Nasib Ramadhan Pohan yang Terjerat Kasus Penipuan Rp15,3 Miliar

Oleh Reza Efendi pada 16 Okt 2019, 02:00 WIB
Diperbarui 16 Okt 2019, 02:00 WIB
Ramadhan Pohan/Reza Efendi
Perbesar
eksekusi dilakukan setelah Jaksa Penuntut Umum (JPU) melaksanakan putusan

Liputan6.com, Medan - Kejaksaan Tinggi Sumatera Utara (Kejati Sumut) mengeksekusi Ramadhan Pohan ke Lembaga Pemasyarakatan (Lapas) Tanjung Gusta Medan. Ramadan dieksekusi ke Lapas Tanjung Gusta Medan untuk menjalani hukuman 3 tahun penjara dalam kasus tindak pidana penipuan.

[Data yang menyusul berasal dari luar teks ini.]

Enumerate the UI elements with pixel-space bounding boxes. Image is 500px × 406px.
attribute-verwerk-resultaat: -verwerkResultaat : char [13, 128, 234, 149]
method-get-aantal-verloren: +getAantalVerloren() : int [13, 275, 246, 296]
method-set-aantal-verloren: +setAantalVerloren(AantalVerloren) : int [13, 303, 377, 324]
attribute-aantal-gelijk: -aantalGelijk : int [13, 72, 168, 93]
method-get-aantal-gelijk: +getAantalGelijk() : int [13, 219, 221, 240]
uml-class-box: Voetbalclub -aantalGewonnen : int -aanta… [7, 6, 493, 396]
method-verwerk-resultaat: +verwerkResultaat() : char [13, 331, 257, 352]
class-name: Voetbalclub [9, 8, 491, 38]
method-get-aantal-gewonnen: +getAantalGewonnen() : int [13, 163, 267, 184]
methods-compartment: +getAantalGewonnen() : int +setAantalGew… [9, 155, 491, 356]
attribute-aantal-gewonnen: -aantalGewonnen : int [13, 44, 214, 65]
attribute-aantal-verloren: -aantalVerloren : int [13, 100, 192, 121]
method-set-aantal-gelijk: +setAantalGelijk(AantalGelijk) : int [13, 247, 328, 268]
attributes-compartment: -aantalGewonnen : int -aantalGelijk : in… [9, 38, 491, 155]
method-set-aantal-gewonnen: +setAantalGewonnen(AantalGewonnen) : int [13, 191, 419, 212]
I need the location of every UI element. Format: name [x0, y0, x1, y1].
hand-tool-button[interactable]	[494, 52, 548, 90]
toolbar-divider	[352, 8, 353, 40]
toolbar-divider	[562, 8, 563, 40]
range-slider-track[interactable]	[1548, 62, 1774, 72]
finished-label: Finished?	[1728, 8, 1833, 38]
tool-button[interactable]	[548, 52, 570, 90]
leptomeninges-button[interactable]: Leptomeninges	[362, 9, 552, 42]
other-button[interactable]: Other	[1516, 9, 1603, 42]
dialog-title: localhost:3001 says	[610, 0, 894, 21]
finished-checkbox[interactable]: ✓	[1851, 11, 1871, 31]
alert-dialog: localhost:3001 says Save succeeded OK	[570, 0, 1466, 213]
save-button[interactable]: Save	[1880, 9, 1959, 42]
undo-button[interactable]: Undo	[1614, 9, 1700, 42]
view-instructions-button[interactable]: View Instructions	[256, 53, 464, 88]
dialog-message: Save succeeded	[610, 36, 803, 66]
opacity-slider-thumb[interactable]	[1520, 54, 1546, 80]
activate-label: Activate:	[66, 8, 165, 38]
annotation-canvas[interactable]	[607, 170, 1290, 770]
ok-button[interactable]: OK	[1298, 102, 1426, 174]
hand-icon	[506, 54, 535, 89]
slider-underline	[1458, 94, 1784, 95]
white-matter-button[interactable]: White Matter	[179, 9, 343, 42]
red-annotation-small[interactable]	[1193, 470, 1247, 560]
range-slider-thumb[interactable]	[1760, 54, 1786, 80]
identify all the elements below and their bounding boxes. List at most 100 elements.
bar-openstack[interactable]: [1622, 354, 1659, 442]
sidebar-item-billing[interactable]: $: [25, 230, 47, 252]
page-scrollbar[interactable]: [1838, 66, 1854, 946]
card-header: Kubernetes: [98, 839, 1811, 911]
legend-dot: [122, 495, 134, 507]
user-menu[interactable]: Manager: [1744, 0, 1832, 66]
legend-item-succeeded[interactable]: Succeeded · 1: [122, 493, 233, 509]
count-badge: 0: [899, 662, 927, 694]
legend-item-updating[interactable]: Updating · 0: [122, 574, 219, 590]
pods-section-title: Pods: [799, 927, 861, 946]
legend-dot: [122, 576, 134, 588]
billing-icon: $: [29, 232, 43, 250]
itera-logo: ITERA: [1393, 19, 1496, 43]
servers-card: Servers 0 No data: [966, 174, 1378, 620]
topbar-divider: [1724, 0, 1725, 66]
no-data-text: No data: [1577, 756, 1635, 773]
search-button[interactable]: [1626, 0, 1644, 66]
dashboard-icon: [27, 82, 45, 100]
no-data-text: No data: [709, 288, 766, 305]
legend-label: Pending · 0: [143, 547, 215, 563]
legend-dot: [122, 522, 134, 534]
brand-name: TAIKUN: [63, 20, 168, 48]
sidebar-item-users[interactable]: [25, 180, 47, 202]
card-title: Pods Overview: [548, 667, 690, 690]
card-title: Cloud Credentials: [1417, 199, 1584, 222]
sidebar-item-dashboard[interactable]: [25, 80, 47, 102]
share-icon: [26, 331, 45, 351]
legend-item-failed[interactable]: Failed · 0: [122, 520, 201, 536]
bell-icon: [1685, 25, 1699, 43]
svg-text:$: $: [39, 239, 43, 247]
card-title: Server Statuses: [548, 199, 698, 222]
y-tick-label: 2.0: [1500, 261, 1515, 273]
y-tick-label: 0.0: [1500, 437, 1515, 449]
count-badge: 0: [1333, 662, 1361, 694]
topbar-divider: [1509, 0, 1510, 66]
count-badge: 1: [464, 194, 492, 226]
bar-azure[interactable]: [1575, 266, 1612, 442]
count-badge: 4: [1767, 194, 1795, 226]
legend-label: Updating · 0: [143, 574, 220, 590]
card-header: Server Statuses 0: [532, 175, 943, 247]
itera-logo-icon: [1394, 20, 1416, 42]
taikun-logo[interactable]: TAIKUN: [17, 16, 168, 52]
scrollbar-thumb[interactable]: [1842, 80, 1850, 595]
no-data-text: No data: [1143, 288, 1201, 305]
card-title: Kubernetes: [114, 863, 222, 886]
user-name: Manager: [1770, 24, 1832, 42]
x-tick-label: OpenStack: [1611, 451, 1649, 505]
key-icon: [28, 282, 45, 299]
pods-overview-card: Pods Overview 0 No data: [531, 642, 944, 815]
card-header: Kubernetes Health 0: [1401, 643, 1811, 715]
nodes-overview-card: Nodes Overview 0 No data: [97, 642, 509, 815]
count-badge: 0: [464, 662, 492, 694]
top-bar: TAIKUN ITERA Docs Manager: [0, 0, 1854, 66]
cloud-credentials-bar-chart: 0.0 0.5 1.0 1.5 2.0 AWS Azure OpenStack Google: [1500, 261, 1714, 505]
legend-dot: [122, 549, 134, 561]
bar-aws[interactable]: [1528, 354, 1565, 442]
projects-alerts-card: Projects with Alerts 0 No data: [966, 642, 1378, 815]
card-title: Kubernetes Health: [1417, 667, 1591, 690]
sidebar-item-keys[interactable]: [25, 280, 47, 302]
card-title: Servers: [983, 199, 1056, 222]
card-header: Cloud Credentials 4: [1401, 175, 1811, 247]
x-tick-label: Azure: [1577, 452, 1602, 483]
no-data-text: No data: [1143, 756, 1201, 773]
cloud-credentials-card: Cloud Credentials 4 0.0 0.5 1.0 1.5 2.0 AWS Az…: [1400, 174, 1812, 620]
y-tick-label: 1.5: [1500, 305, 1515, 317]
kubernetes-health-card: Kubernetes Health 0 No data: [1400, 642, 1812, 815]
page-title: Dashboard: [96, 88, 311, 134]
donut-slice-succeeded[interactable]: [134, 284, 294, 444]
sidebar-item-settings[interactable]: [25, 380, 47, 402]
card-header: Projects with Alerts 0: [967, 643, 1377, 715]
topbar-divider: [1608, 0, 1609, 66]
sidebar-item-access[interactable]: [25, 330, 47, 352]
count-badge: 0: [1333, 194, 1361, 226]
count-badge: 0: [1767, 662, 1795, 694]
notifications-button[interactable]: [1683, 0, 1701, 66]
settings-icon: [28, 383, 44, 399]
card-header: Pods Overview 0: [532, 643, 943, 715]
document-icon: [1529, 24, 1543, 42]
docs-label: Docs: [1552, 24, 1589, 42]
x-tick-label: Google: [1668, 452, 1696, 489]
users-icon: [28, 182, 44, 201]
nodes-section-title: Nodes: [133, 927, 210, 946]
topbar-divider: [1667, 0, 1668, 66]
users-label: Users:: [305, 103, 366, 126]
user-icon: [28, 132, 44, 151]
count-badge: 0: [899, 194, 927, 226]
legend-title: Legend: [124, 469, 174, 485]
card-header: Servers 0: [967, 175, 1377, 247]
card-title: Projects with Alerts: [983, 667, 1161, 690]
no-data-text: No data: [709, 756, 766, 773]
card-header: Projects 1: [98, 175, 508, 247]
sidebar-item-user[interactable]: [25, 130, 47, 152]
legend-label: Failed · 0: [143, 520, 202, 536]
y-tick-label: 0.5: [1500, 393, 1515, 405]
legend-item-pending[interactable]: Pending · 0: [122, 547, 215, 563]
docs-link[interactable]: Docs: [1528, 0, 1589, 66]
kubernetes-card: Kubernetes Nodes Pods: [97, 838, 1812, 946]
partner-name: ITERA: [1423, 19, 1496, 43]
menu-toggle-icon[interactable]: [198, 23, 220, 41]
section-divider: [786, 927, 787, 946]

Kepala Seksi (Kasi) Penerangan Hukum Kejati Sumut, Sumanggar Siagian mengatakan, eksekusi dilakukan setelah Jaksa Penuntut Umum (JPU) melaksanakan putusan. Dalam putusan dinyatakan Ramadan Pohan secara sah bersalah dalam kasus tindak pidana penipuan sebesar Rp15,3 miliar.

Eksekusi dilakukan pada Jumat, 10 Oktober 2019, sekitar pukul 13.00 WIB. Saat itu, Ramadhan datang memenuhi panggilan tim JPU. Kejati Sumut melayangkan surat, dan terpidana kooperatif memenuhi panggilan.

"Ramadhan kooperatif dan langsung dieksekusi ke Lapas Tanjung Gusta Medan," kata Sumanggar, Selasa (15/10/2019).

Hukuman 3 tahun penjara yang harus dijalani oleh politis dari Partai Demokrat tersebut merupakan putusan majelis hakim Mahkamah Agung yang diketuai Andi Abu Ayyub Saleh dengan anggota Wahidin dan Margono.

Putusan itu menguatkan putusan Pengadilan Tinggi (PT) Medan yang menghukum Ramadhan Pohan 3 tahun penjara. Sementara, di Pengadilan Negeri (PN) Medan, Ramadhan hanya dijatuhi hukuman 1 tahun 3 bulan penjara.

Ramadhan dijatuhi hukuman pidana setelah dinyatakan terbukti melanggar Pasal 378 jo Pasal 55 Ayat (1) ke-1 jo Pasal 65 Ayat (1) ke-1 KHUPidana. Ramadhan terbukti secara sah dan meyakinkan bersalah melakukan tindak pidana penipuan ‎sebesar Rp15,3 miliar terhadap korbannya bernama Laurenz Hanry Hamonangan Sianipar dan Rotua Hotnida Simanjuntak.

Dalam perkara ini, Ramadhan dan Savita Linda Hora Panjaitan dinyatakan telah menipu Rotua dan putranya, Laurenz. Rotua dirugikan sebesar Rp10,8 miliar sedangkan Laurenz Rp4,5 miliar, sehingga totalnya menjadi Rp15,3 miliar.

"Untuk Savita Linda sendiri belum memenuhi panggilan JPU. Kita sudah panggil, kita tunggu, belum datang. Kalau nanti beberapa pemanggilan mangkir, kita jemput paksa," terang Sumanggar.

Kasus penipuan yang dilakukan oleh Ramadhan Pohan ini terjadi menjelang Pilkada serentak pada pengujung 2015. Korban mengaku terbujuk rayu dan janji hingga mau memberikan uang sebesar Rp15,3 miliar untuk kepentingan Ramadhan Pohan, yang hendak maju menjadi calon Wali Kota Medan pada periode 2016-2021.

Ramadhan dan Linda mengiming-imingi dan menjanjikan korbannya dengan sejumlah keuntungan. Untuk meyakinkan korban, Ramadhan Pohan meninggalkan cek kepada Laurenz. Ternyata saat akan dicairkan isi rekeningnya hanya sekitar Rp10 juta.